Secondly, several attempts were made to murder him by the NSCN, led by fellow Tangkhul man Thuingaleng Muivah. His body was even denied a burial place in his hometown of Ukhrul. Similarly, another CM of Manipur Yangmaso Shaiza from the same Tangkhul tribe to which Keishing and Muivah belong was murdered by the Muivah-led NSCN for his opposition to the Greater Nagalim demand outside the purview of the Indian Constitution.

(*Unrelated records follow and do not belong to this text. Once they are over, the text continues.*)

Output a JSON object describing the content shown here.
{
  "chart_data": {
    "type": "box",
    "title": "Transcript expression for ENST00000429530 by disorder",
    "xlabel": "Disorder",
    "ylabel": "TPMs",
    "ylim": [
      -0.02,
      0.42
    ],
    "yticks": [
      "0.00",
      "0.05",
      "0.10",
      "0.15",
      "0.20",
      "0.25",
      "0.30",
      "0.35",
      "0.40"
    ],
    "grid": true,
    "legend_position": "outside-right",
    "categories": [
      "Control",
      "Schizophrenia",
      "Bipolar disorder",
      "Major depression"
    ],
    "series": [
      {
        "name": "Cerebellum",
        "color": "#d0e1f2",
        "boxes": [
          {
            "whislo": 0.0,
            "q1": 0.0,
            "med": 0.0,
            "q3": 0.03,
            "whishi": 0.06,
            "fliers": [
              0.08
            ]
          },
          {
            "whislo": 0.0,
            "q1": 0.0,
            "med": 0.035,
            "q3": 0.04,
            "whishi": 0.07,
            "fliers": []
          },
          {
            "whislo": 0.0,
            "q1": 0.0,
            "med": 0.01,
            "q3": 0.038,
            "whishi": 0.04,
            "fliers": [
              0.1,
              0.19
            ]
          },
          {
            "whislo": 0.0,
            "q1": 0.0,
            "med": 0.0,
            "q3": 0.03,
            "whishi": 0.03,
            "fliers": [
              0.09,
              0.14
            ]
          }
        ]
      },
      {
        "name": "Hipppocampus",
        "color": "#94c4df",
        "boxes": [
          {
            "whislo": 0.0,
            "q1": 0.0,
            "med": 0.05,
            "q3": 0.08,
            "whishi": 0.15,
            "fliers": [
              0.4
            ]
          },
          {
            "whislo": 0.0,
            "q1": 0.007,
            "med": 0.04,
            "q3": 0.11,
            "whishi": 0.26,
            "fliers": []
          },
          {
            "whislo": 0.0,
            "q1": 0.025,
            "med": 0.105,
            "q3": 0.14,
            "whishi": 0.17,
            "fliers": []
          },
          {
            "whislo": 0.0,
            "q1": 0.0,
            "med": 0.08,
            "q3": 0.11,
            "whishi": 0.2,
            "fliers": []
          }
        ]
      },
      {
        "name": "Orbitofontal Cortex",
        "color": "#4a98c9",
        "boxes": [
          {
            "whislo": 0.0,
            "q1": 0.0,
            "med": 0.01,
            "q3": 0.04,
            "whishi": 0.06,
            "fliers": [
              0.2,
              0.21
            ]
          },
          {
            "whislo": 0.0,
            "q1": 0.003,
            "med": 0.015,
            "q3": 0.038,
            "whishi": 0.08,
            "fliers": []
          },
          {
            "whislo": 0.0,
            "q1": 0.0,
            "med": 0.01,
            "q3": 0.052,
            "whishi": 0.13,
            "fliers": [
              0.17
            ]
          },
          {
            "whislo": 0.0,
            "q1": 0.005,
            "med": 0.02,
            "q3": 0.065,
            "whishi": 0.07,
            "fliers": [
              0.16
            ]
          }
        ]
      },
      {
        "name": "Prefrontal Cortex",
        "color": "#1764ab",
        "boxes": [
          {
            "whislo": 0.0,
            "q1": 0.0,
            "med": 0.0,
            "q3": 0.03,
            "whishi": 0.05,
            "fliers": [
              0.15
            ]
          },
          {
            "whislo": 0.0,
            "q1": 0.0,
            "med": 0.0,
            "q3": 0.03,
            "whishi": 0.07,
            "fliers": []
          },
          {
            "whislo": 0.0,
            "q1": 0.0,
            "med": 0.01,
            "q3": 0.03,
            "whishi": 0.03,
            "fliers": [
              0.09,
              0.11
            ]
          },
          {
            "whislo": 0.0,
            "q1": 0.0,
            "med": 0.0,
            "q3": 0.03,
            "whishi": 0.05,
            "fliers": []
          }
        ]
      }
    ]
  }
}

SC Jamir, the former three-time CM of Nagaland, Governor of Odisha and a signatory to the 16-point agreement in July 1960 that paved the way for Nagaland creation, recently opined that the Nagas outside Nagaland are indigenous to their own State.

This came as a setback to the current peace process that aims to integrate all the Nagas, close to 89 tribes as of 2015, under one political unit. Pradip Phanjoubam, the acclaimed journalist from Manipur, recently quipped in his piece published in The Hindu that “all notions of unique histories and ancestral homelands will need moderation” against the backdrop of the tumultuous events, competing interests, infighting, multiple factions, fratricide, forced assimilation, identity re-construction/ colonisation, etc, which are common to all armed struggles.

Apparently, the most accepted meaning of the word “Naga” is people, and the imagined nation of the Nagas is an outcome of the voluntary or otherwise integration of multiple “peoples” at least in Manipur through the efforts of the main outfit NSCN (IM) using various non-inclusive means.

The villages in the remote areas of Manipur will never be developed as the existing arrangement of Autonomous District Council has failed to do much for them owing to various reasons, corruption being the major, even though the instrument was created to take development to the last person in the village.

Many of the people in the remote villages still live close to the state of nature which is the main reason why they do not like to be represented, ruled or suppressed by others, including the NSCN (IM).

In the proposed settlement, a time-framed industrialisation and development in 10 years are to be brought about. Will those people evolve to the state of civilisation in 10 years because of pumping in of funds? Has anyone thought about the tenability and cost of such a fast-paced development?

(Md Chingiz Khan is a PhD Scholar at the Centre for Historical Studies, Jawaharlal Nehru University, New Delhi, and Mohammad Imtiyaj Khan is an Assistant Professor at Gauhati University, Guwahati, Assam.)